People considering getting on ferries from Dublin to Liverpool
may have been put off a trip by one particular factor - the weather.
While Ireland has a similar temperate climate to the UK, visitors might have been keen to enjoy some outdoor attractions this summer, a prospect that has been diminished by the record rainfall of June and wetter than normal July.
This would make a walking holiday in the Lake District, a stroll around the grounds of stately homes and other historic properties or a day at the seaside little fun as the rain teems down.
And those crossing for the Open Golf at Lytham in Lancashire could have a pretty wet few days.
Of course, some will enjoy indoor attractions like museums, but these can be visited at any time of the year.
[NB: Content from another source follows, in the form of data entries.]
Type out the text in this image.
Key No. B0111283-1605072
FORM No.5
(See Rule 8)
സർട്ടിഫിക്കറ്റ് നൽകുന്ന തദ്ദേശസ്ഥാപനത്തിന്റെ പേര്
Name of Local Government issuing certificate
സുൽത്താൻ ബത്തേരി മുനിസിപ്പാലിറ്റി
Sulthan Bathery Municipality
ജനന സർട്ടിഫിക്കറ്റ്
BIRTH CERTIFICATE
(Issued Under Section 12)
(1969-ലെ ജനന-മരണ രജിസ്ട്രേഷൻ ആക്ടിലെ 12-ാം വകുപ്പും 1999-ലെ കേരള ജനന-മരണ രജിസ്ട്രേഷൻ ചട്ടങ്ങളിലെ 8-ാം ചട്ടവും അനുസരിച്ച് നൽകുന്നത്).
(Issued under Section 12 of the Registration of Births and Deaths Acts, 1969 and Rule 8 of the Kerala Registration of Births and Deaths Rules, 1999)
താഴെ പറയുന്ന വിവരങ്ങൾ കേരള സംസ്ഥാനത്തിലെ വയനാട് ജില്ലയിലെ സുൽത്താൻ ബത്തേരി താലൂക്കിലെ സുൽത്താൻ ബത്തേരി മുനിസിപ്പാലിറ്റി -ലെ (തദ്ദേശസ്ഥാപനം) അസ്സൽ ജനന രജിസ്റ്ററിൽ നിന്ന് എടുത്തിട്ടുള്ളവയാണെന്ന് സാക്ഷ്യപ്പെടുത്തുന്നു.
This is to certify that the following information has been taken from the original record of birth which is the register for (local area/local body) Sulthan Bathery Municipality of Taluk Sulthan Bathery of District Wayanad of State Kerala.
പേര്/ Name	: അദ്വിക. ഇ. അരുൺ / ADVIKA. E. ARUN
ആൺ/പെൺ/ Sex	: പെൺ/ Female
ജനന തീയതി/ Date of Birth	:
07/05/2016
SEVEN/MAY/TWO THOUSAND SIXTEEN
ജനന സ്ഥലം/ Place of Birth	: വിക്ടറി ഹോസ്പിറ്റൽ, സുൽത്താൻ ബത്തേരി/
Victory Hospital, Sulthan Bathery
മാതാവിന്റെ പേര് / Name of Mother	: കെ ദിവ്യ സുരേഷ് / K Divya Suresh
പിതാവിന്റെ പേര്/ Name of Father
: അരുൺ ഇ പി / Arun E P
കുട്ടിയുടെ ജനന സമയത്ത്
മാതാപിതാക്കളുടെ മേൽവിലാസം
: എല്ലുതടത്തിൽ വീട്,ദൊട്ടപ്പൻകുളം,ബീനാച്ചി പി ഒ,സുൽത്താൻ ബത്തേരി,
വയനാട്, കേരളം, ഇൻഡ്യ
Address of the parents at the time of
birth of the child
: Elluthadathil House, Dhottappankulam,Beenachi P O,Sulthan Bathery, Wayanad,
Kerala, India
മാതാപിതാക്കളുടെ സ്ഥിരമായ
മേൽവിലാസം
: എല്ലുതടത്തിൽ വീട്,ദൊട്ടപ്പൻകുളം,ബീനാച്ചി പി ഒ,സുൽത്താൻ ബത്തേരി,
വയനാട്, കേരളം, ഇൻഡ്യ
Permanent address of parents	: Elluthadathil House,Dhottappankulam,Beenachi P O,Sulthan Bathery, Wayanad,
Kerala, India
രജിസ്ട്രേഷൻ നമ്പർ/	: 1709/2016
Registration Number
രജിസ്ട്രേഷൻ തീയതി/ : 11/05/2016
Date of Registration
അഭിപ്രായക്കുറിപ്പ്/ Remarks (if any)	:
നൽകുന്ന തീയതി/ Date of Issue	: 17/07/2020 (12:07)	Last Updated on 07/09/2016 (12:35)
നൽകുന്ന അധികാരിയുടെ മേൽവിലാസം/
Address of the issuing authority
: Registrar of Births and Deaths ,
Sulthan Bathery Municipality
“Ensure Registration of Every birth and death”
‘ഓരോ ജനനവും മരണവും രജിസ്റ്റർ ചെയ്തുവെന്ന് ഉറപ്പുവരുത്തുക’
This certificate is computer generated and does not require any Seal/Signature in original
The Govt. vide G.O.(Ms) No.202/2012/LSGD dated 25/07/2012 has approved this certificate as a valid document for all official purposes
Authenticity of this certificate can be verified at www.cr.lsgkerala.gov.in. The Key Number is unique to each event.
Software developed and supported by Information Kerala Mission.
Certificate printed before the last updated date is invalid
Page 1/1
However, good news appears to be on the way, as weather forecasters have said things appear about to change.
Normally, Britain's summers are kept reasonably pleasant by the Jet Stream running to the north of the country, but this year has seen it crossing to the south, causing wave after wave of low pressure to cross the British Isles and dump loads of rain.
But this is now expected to move northwards over the coming days into its more normal position, which could finally herald the start of decent weather.
BBC weather presenter Cecilia Daly explained: "Around the middle of next week, pressure will build - the Azores high.
"This would allow our weather to take on more normal summer characteristics."
However, visitors to Scotland may have been enjoying a better time of things.
Parts of the Highlands and Islands have been lying north of the worst of the weather and have been unusually dry.
Scottish Water has said it is encouraging people in places like Stornoway in the Western Isles to save water as supplies dwindle.